According to information obtained by L'Orient-Le Jour, including from survivors, the man responsible for organizing this crossing of death is a certain A.T.D. The man, who was also on the boat with his wife and children, had promised the passengers — mostly Lebanese (mostly members of his own family), but also Syrians and Palestinians — a crossing to the Italian coast, the country from which the migrants were supposed to reach Germany. According to several survivors, he demanded $1,000 per person, claiming that the boat had to be fitted out and equipment purchased to make the journey "safe." Many sold what little they had to embark on this Mediterranean crossing.

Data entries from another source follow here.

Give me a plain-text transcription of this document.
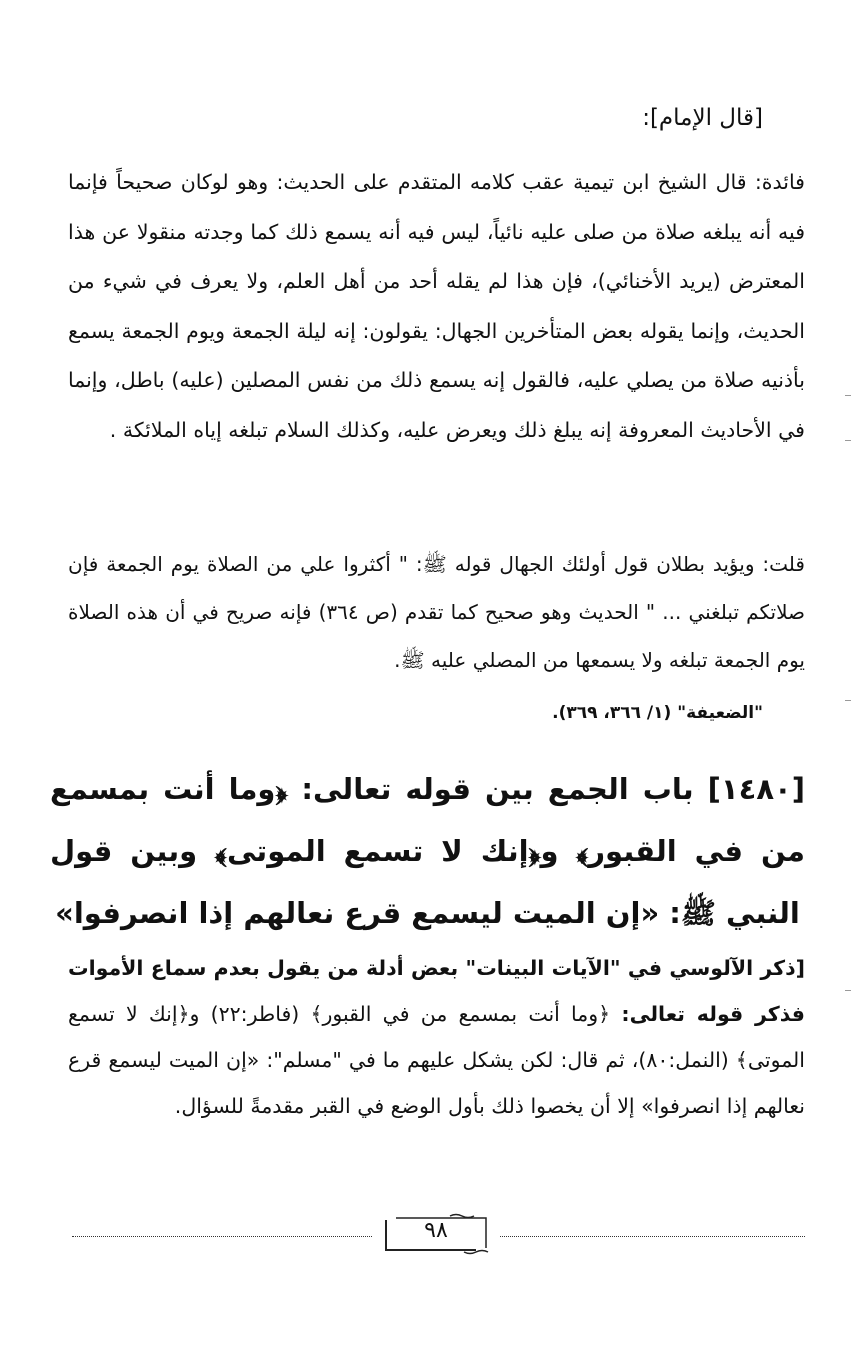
[قال الإمام]:

فائدة: قال الشيخ ابن تيمية عقب كلامه المتقدم على الحديث: وهو لوكان صحيحاً فإنما فيه أنه يبلغه صلاة من صلى عليه نائياً، ليس فيه أنه يسمع ذلك كما وجدته منقولا عن هذا المعترض (يريد الأخنائي)، فإن هذا لم يقله أحد من أهل العلم، ولا يعرف في شيء من الحديث، وإنما يقوله بعض المتأخرين الجهال: يقولون: إنه ليلة الجمعة ويوم الجمعة يسمع بأذنيه صلاة من يصلي عليه، فالقول إنه يسمع ذلك من نفس المصلين (عليه) باطل، وإنما في الأحاديث المعروفة إنه يبلغ ذلك ويعرض عليه، وكذلك السلام تبلغه إياه الملائكة .

قلت: ويؤيد بطلان قول أولئك الجهال قوله ﷺ: " أكثروا علي من الصلاة يوم الجمعة فإن صلاتكم تبلغني ... " الحديث وهو صحيح كما تقدم (ص ٣٦٤) فإنه صريح في أن هذه الصلاة يوم الجمعة تبلغه ولا يسمعها من المصلي عليه ﷺ.

"الضعيفة" (١/ ٣٦٦، ٣٦٩).

[١٤٨٠] باب الجمع بين قوله تعالى: ﴿وما أنت بمسمع من في القبور﴾ و﴿إنك لا تسمع الموتى﴾ وبين قول النبي ﷺ: «إن الميت ليسمع قرع نعالهم إذا انصرفوا»

[ذكر الآلوسي في "الآيات البينات" بعض أدلة من يقول بعدم سماع الأموات فذكر قوله تعالى: ﴿وما أنت بمسمع من في القبور﴾ (فاطر:٢٢) و﴿إنك لا تسمع الموتى﴾ (النمل:٨٠)، ثم قال: لكن يشكل عليهم ما في "مسلم": «إن الميت ليسمع قرع نعالهم إذا انصرفوا» إلا أن يخصوا ذلك بأول الوضع في القبر مقدمةً للسؤال.

٩٨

It was around 10 p.m. on Saturday that the first reports of a shipwreck off the coast of Tripoli began to circulate. The survivors quickly pointed an accusing finger at the army, blaming a military boat that had obstructed their path. Rinas, a young Syrian who is one of the survivors, says that the military boat approached them near Palm Island off Tripoli, asking them to stop their journey. It was while trying to escape that the boat driver collided with the military boat. Due to the overload on board, the small boat took only a few seconds to sink, according to this survivor.
The circumstances of the tragedy have plunged the families of the victims and the survivors into a deep anger that did not take long to boil over, especially where most of the victims come from. There were clashes on Sunday with the army, which was trying to restore order, before a precarious calm returned on Sunday evening. This calm still prevailed in the battered city on Monday morning. Other demonstrations took place in Beirut and Saida, to denounce the deterioration of living conditions that drive some people to such acts of desperation.

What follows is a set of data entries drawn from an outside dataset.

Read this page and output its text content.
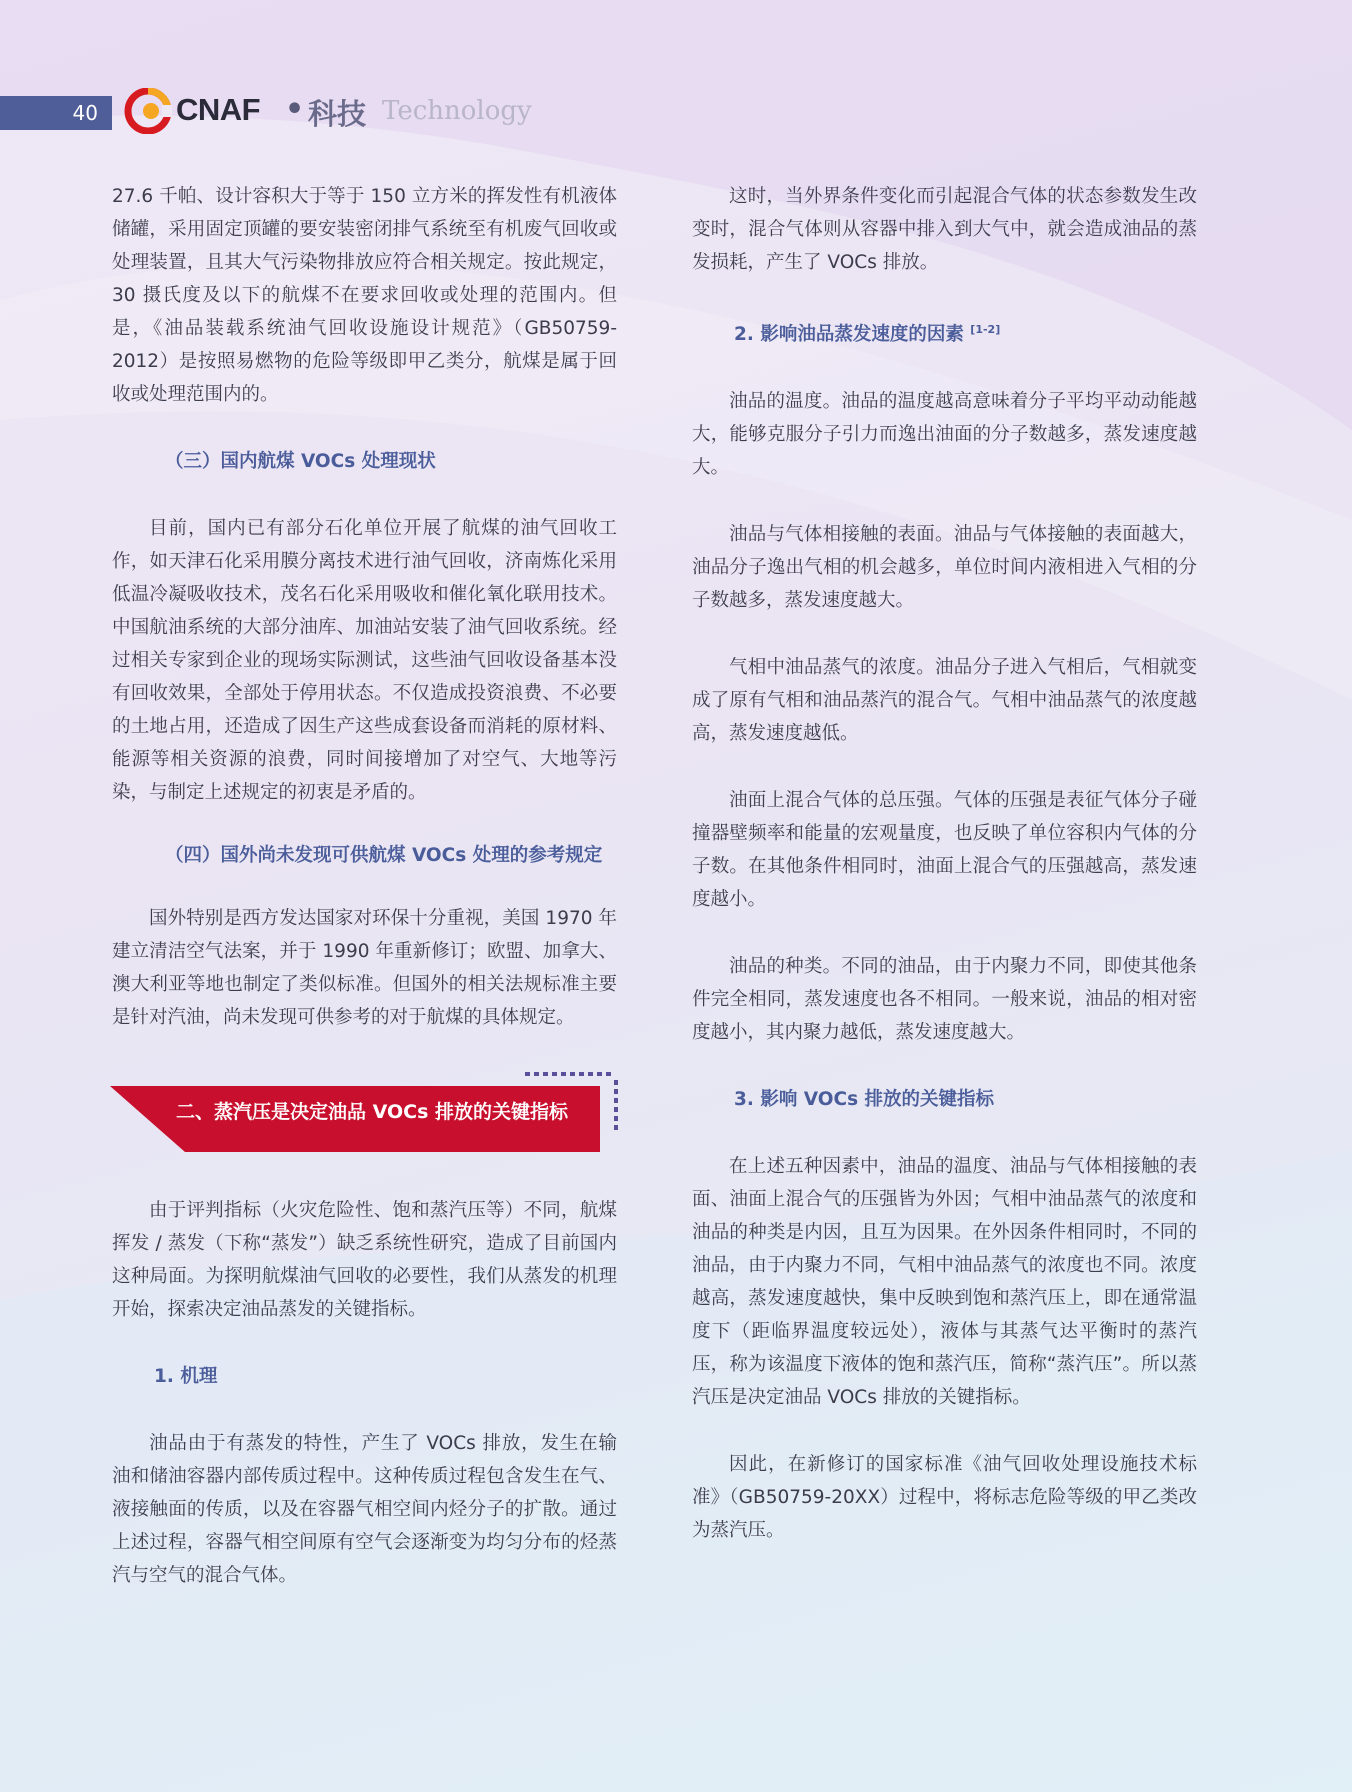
40	CNAF • 科技 Technology

27.6 千帕、设计容积大于等于 150 立方米的挥发性有机液体储罐，采用固定顶罐的要安装密闭排气系统至有机废气回收或处理装置，且其大气污染物排放应符合相关规定。按此规定，30 摄氏度及以下的航煤不在要求回收或处理的范围内。但是，《油品装载系统油气回收设施设计规范》（GB50759-2012）是按照易燃物的危险等级即甲乙类分，航煤是属于回收或处理范围内的。

（三）国内航煤 VOCs 处理现状

目前，国内已有部分石化单位开展了航煤的油气回收工作，如天津石化采用膜分离技术进行油气回收，济南炼化采用低温冷凝吸收技术，茂名石化采用吸收和催化氧化联用技术。中国航油系统的大部分油库、加油站安装了油气回收系统。经过相关专家到企业的现场实际测试，这些油气回收设备基本没有回收效果，全部处于停用状态。不仅造成投资浪费、不必要的土地占用，还造成了因生产这些成套设备而消耗的原材料、能源等相关资源的浪费，同时间接增加了对空气、大地等污染，与制定上述规定的初衷是矛盾的。

（四）国外尚未发现可供航煤 VOCs 处理的参考规定

国外特别是西方发达国家对环保十分重视，美国 1970 年建立清洁空气法案，并于 1990 年重新修订；欧盟、加拿大、澳大利亚等地也制定了类似标准。但国外的相关法规标准主要是针对汽油，尚未发现可供参考的对于航煤的具体规定。

二、蒸汽压是决定油品 VOCs 排放的关键指标

由于评判指标（火灾危险性、饱和蒸汽压等）不同，航煤挥发 / 蒸发（下称“蒸发”）缺乏系统性研究，造成了目前国内这种局面。为探明航煤油气回收的必要性，我们从蒸发的机理开始，探索决定油品蒸发的关键指标。

1. 机理

油品由于有蒸发的特性，产生了 VOCs 排放，发生在输油和储油容器内部传质过程中。这种传质过程包含发生在气、液接触面的传质，以及在容器气相空间内烃分子的扩散。通过上述过程，容器气相空间原有空气会逐渐变为均匀分布的烃蒸汽与空气的混合气体。

这时，当外界条件变化而引起混合气体的状态参数发生改变时，混合气体则从容器中排入到大气中，就会造成油品的蒸发损耗，产生了 VOCs 排放。

2. 影响油品蒸发速度的因素 [1-2]

油品的温度。油品的温度越高意味着分子平均平动动能越大，能够克服分子引力而逸出油面的分子数越多，蒸发速度越大。

油品与气体相接触的表面。油品与气体接触的表面越大，油品分子逸出气相的机会越多，单位时间内液相进入气相的分子数越多，蒸发速度越大。

气相中油品蒸气的浓度。油品分子进入气相后，气相就变成了原有气相和油品蒸汽的混合气。气相中油品蒸气的浓度越高，蒸发速度越低。

油面上混合气体的总压强。气体的压强是表征气体分子碰撞器壁频率和能量的宏观量度，也反映了单位容积内气体的分子数。在其他条件相同时，油面上混合气的压强越高，蒸发速度越小。

油品的种类。不同的油品，由于内聚力不同，即使其他条件完全相同，蒸发速度也各不相同。一般来说，油品的相对密度越小，其内聚力越低，蒸发速度越大。

3. 影响 VOCs 排放的关键指标

在上述五种因素中，油品的温度、油品与气体相接触的表面、油面上混合气的压强皆为外因；气相中油品蒸气的浓度和油品的种类是内因，且互为因果。在外因条件相同时，不同的油品，由于内聚力不同，气相中油品蒸气的浓度也不同。浓度越高，蒸发速度越快，集中反映到饱和蒸汽压上，即在通常温度下（距临界温度较远处），液体与其蒸气达平衡时的蒸汽压，称为该温度下液体的饱和蒸汽压，简称“蒸汽压”。所以蒸汽压是决定油品 VOCs 排放的关键指标。

因此，在新修订的国家标准《油气回收处理设施技术标准》（GB50759-20XX）过程中，将标志危险等级的甲乙类改为蒸汽压。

The army gave its version of the tragic incident at a press conference held by Gen. Haissam Dannaoui, commander of the navy. He explained that there were no life jackets or buoys on board the boat. In response to the accusations, he explained that "the army tried to prevent the boat from continuing, but it was too fast," adding that it was "too loaded to move away from the shore. He also said that the army did not open fire. According to General Dennaoui, the military tried, in vain, to convince the migrants to turn back. "The maneuver made by the boat driver to escape us caused the collision," he said.
Posters of those responsible
This tragedy is far from being the first crisis, linked to poverty, that has shaken Tripoli. Earlier this year, there was a scandal of young people being lured to Iraq by terrorist organizations, who were said to be fleeing poverty and the continuous pursuit of law enforcement. The capital of North Lebanon has also often been the departure point for desperate migrants in the past.

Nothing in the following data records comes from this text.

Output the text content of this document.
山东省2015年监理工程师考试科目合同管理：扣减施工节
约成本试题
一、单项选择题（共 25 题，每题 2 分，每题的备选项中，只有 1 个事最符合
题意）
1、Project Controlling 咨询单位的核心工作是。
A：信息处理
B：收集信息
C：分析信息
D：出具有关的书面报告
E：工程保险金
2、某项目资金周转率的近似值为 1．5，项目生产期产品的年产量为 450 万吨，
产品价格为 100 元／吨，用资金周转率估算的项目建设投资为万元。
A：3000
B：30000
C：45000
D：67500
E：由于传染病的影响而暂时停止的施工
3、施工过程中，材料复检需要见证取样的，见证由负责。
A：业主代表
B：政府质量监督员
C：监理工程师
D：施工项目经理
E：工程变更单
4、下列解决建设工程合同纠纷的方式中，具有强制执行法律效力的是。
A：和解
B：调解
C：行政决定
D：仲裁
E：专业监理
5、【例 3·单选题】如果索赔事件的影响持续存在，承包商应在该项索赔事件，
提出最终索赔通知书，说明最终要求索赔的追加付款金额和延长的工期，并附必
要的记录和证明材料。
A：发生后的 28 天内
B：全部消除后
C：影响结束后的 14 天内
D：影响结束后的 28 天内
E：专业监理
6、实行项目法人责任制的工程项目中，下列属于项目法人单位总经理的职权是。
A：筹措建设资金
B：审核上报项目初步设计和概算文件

For Khaldoun al-Charif, a Tripolitan politician, "This new drama is also the result of successive crises resulting from poverty, lack of development, but also from the security pressure and the demonization of its sons, which literally suffocate" Tripoli.
"Why would the sons of this city not want to flee when the electricity has been cut off for a week, water is no longer distributed and they wake up every morning to a new dizzying rise in prices?” he pondered. "These illegal immigrants are hungry. They know who pushed them to the limits of death, disease and darkness. They look at the pictures of those responsible on giant posters hanging above their dilapidated neighborhoods.”
Two international organizations, the Office of the United Nations High Commissioner for Refugees and the International Organization for Migration, issued a statement in which they confirmed that the passengers on board the boat were "no less than 84," expressing "their deep sadness" because of this tragedy. The text states that since the beginning of the year, at least three similar boats have attempted to reach Europe from the Lebanese coast, with no less than 64 people on board. Two of these boats were intercepted in Lebanese waters.